Numerical Experimental Investigations of the Effect of Confining Pressure Unloading Rate on Sandstone Mechanical Properties

【目的】为了排除天然岩石试件离散性与试验过程多种应力路径相互转换对试验结果的叠加影响,进一步探讨围压卸载速率对岩石破坏失稳的影响机理。【方法】利用离散元法开展均质数值试件在恒定轴压与两种固定围压卸载速率条件的数值试验研究,对比与讨论了两种围压卸载速率下的试件宏观与细观力学特性与规律。【结果】结果表明:两种条件下,宏观和细观破裂分布具有一定相似性和规律性,慢速围压卸荷条件较快速条件的试件承载强度更高,快速卸荷条件局部破裂分布密度相对更大。两种卸载速率试验过程出现轴压和围压的“跌落”和“上升”,反映试件经历了多阶段突发式渐进破坏过程,因局部破坏不断累积导致试件向整体失稳方向发展。两种卸载速率条件下的张拉破裂数量显著大于剪切破裂数量,张拉破裂增长速率大于剪切破裂,试件表现为张拉破坏为主,快速卸载条件破裂总数量相对更大。慢速卸载条件相对充分地调动了试件局部承载能力,使试件极限承载能力有所提高。【结论】两种条件下,20次以上声发射事件构成的裂纹分布程度最不均一,随着组成每条裂纹的声发射事件数增加,震级整体逐渐增大,快速卸荷形成裂纹过程总体释放能量相对更高,而慢速卸荷以相对较慢的速率传递应力,使裂纹形成过程释放能量相对更低、平稳且均一。

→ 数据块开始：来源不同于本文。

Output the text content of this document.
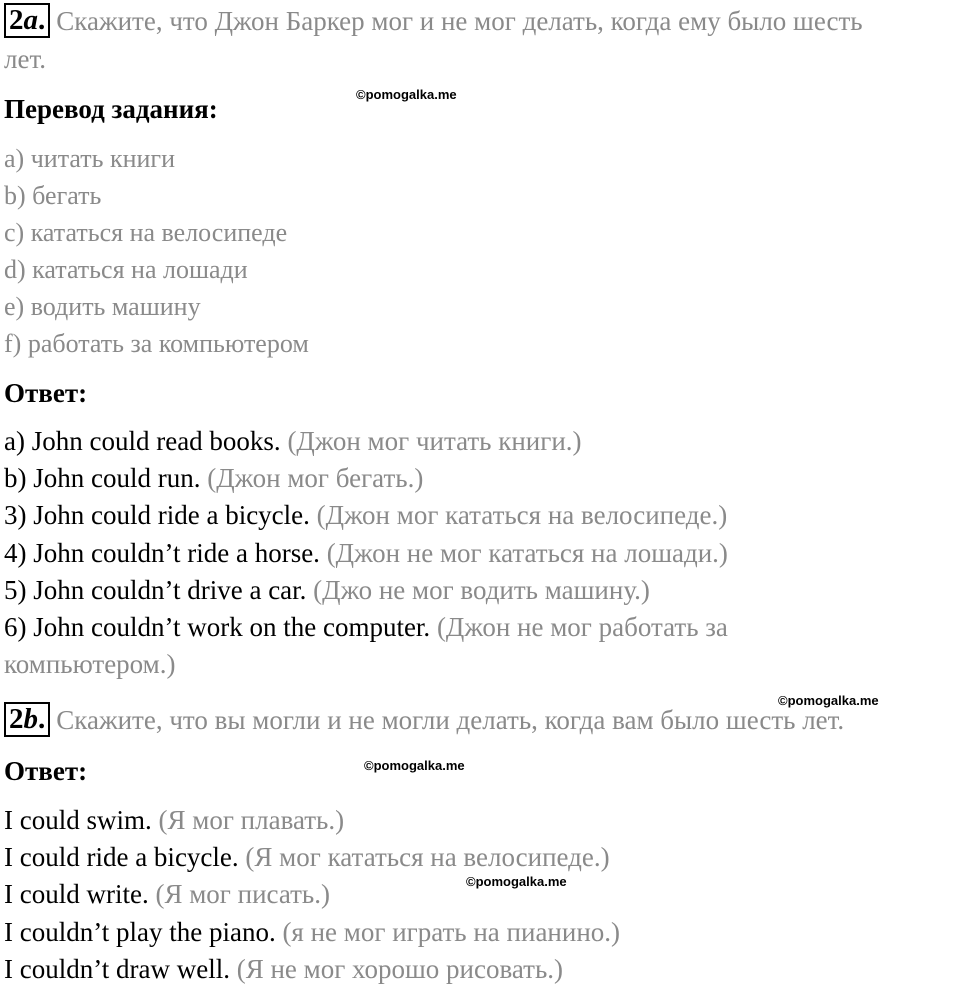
2a. Скажите, что Джон Баркер мог и не мог делать, когда ему было шесть
лет.
©pomogalka.me
Перевод задания:
a) читать книги
b) бегать
c) кататься на велосипеде
d) кататься на лошади
e) водить машину
f) работать за компьютером
Ответ:
a) John could read books. (Джон мог читать книги.)
b) John could run. (Джон мог бегать.)
3) John could ride a bicycle. (Джон мог кататься на велосипеде.)
4) John couldn’t ride a horse. (Джон не мог кататься на лошади.)
5) John couldn’t drive a car. (Джо не мог водить машину.)
6) John couldn’t work on the computer. (Джон не мог работать за компьютером.)
©pomogalka.me
2b. Скажите, что вы могли и не могли делать, когда вам было шесть лет.
Ответ:	©pomogalka.me
I could swim. (Я мог плавать.)
I could ride a bicycle. (Я мог кататься на велосипеде.)
I could write. (Я мог писать.)
I couldn’t play the piano. (я не мог играть на пианино.)
I couldn’t draw well. (Я не мог хорошо рисовать.)
©pomogalka.me
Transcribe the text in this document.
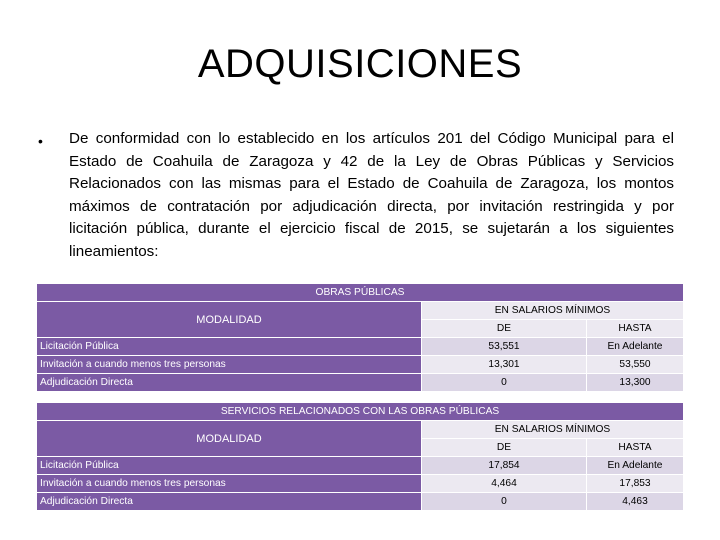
ADQUISICIONES
• De conformidad con lo establecido en los artículos 201 del Código Municipal para el Estado de Coahuila de Zaragoza y 42 de la Ley de Obras Públicas y Servicios Relacionados con las mismas para el Estado de Coahuila de Zaragoza, los montos máximos de contratación por adjudicación directa, por invitación restringida y por licitación pública, durante el ejercicio fiscal de 2015, se sujetarán a los siguientes lineamientos:
OBRAS PÚBLICAS		
MODALIDAD	EN SALARIOS MÍNIMOS	
	DE	HASTA
Licitación Pública	53,551	En Adelante
Invitación a cuando menos tres personas	13,301	53,550
Adjudicación Directa	0	13,300
SERVICIOS RELACIONADOS CON LAS OBRAS PÚBLICAS		
MODALIDAD	EN SALARIOS MÍNIMOS	
	DE	HASTA
Licitación Pública	17,854	En Adelante
Invitación a cuando menos tres personas	4,464	17,853
Adjudicación Directa	0	4,463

【Purposes】This work is conducted to exclude the superimposed effect of natural rock specimen discreteness and multiple stress path conversion in test process on results,and to further investigate the influence mechanism of the confining pressure unloading rate on rock failure and instability.【Methods】The discrete element method was used to carry out homogeneous numerical specimens under constant axial pressure and two fixed confining pressure unloading rates.The macroscopic and mesoscopic mechanical properties and laws of the specimens under two confining pressure unloading rates are compared and discussed.【Findings】The results show that the macroscopic and mesoscopic fracture distributions have certain similarity and regularity under the two conditions,the load-bearing strength of the specimen in slow confining pressure unloading rate is higher than that in fast condition,and the local fracture distribution density at the fast unloading condition is relatively larger.The axial and confining pressure“falls”and“rises”during the two unloading rate tests,which reflects that the specimens have undergone a multi-stage sudden and progressive failure process.The continuous accumulation of local damage leads to the overall instability of the specimens.The number of tensile fractures under the two unloading rates is significantly larger than that of shear fractures,and the growth rate of tensile fractures is greater than that of shear fractures.The slow unloading condition relatively fully mobilized the local bearing capacity of the specimen and improved the ultimate bearing capacity of the specimen.【Conclusions】Under the two conditions,the distribution of fractures composed of more than 20 AE events is the most uneven.With the increase of AE event numbers creating each fracture,the overall seismic magnitude increases gradually,and the overall energy release during the fast unloading process to form fractures becomes relatively higher,while slow unloading transfers stress at a relatively slow rate,resulting in a relatively lower,smooths,and uniform energy release during fracture formation.